Description: Relationship between surreal division and multiplication for powers of two. (Contributed by Scott Fenton, 7-Nov-2025)

Ref Expression
Hypotheses pw2divsmuld.1 
|- ( ph -> A e. No )
pw2divsmuld.2 
|- ( ph -> B e. No )
pw2divsmuld.3 
|- ( ph -> N e. NN0_s )
Assertion pw2divsmuld 
|- ( ph -> ( ( A /su ( 2s ^su N ) ) = B <-> ( ( 2s ^su N ) x.s B ) = A ) )

Proof

Step Hyp Ref Expression
1 pw2divsmuld.1 
 |-  ( ph -> A e. No )
2 pw2divsmuld.2 
 |-  ( ph -> B e. No )
3 pw2divsmuld.3 
 |-  ( ph -> N e.
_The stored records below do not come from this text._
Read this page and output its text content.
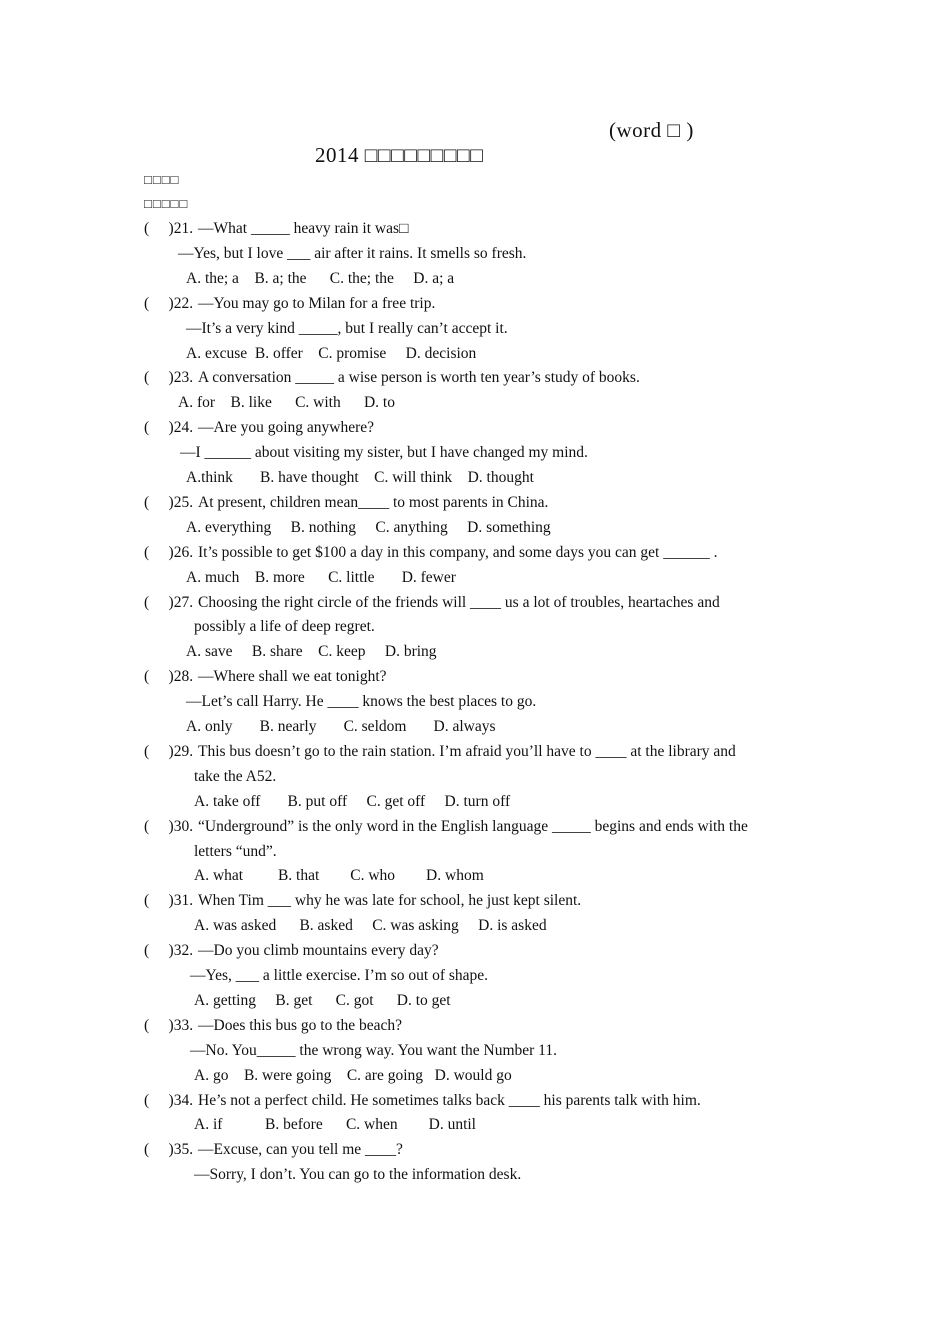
2014 □□□□□□□□□

(word □ )

□□□□
□□□□□
(     )21. —What _____ heavy rain it was□
—Yes, but I love ___ air after it rains. It smells so fresh.
A. the; a    B. a; the      C. the; the     D. a; a
(     )22. —You may go to Milan for a free trip.
—It’s a very kind _____, but I really can’t accept it.
A. excuse  B. offer    C. promise     D. decision
(     )23. A conversation _____ a wise person is worth ten year’s study of books.
A. for    B. like      C. with      D. to
(     )24. —Are you going anywhere?
—I ______ about visiting my sister, but I have changed my mind.
A.think       B. have thought    C. will think    D. thought
(     )25. At present, children mean____ to most parents in China.
A. everything     B. nothing     C. anything     D. something
(     )26. It’s possible to get $100 a day in this company, and some days you can get ______ .
A. much    B. more      C. little       D. fewer
(     )27. Choosing the right circle of the friends will ____ us a lot of troubles, heartaches and
possibly a life of deep regret.
A. save     B. share    C. keep     D. bring
(     )28. —Where shall we eat tonight?
—Let’s call Harry. He ____ knows the best places to go.
A. only       B. nearly       C. seldom       D. always
(     )29. This bus doesn’t go to the rain station. I’m afraid you’ll have to ____ at the library and
take the A52.
A. take off       B. put off     C. get off     D. turn off
(     )30. “Underground” is the only word in the English language _____ begins and ends with the
letters “und”.
A. what         B. that        C. who        D. whom
(     )31. When Tim ___ why he was late for school, he just kept silent.
A. was asked      B. asked     C. was asking     D. is asked
(     )32. —Do you climb mountains every day?
—Yes, ___ a little exercise. I’m so out of shape.
A. getting     B. get      C. got      D. to get
(     )33. —Does this bus go to the beach?
—No. You_____ the wrong way. You want the Number 11.
A. go    B. were going    C. are going   D. would go
(     )34. He’s not a perfect child. He sometimes talks back ____ his parents talk with him.
A. if           B. before      C. when        D. until
(     )35. —Excuse, can you tell me ____?
—Sorry, I don’t. You can go to the information desk.
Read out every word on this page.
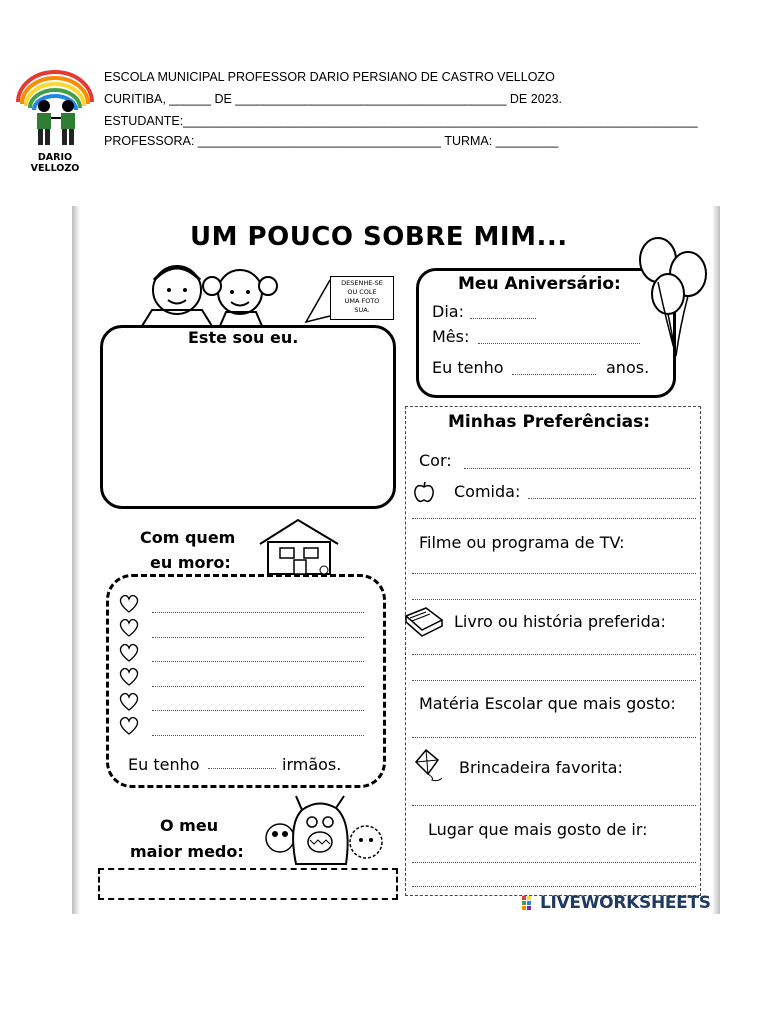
DARIO VELLOZO
ESCOLA MUNICIPAL PROFESSOR DARIO PERSIANO DE CASTRO VELLOZO
CURITIBA, ______ DE _______________________________________ DE 2023.
ESTUDANTE:__________________________________________________________________________
PROFESSORA: ___________________________________ TURMA: _________
UM POUCO SOBRE MIM...
DESENHE-SE
OU COLE
UMA FOTO
SUA.
Este sou eu.
Meu Aniversário:
Dia:
Mês:
Eu tenho	anos.
Minhas Preferências:
Cor:
Comida:
Filme ou programa de TV:
Livro ou história preferida:
Matéria Escolar que mais gosto:
Brincadeira favorita:
Lugar que mais gosto de ir:
Com quem
eu moro:
Eu tenho	irmãos.
O meu
maior medo:
LIVEWORKSHEETS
NN0_s )
4 2sno 
 |-  2s e. No
5 expscl 
 |-  ( ( 2s e. No /\ N e. NN0_s ) -> ( 2s ^su N ) e. No )
6 4 3 5 sylancr 
 |-  ( ph -> ( 2s ^su N ) e. No )
7 2ne0s 
 |-  2s =/= 0s
8 expsne0 
 |-  ( ( 2s e. No /\ 2s =/= 0s /\ N e. NN0_s ) -> ( 2s ^su N ) =/= 0s )
9 4 7 3 8 mp3an12i 
 |-  ( ph -> ( 2s ^su N ) =/= 0s )
10 pw2recs 
 |-  ( N e. NN0_s -> E. x e. No ( ( 2s ^su N ) x.s x ) = 1s )
11 3 10 syl 
 |-  ( ph -> E. x e. No ( ( 2s ^su N ) x.s x ) = 1s )
12 1 2 6 9 11 divsmulwd 
 |-  ( ph -> ( ( A /su ( 2s ^su N ) ) = B <-> ( ( 2s ^su N ) x.s B ) = A ) )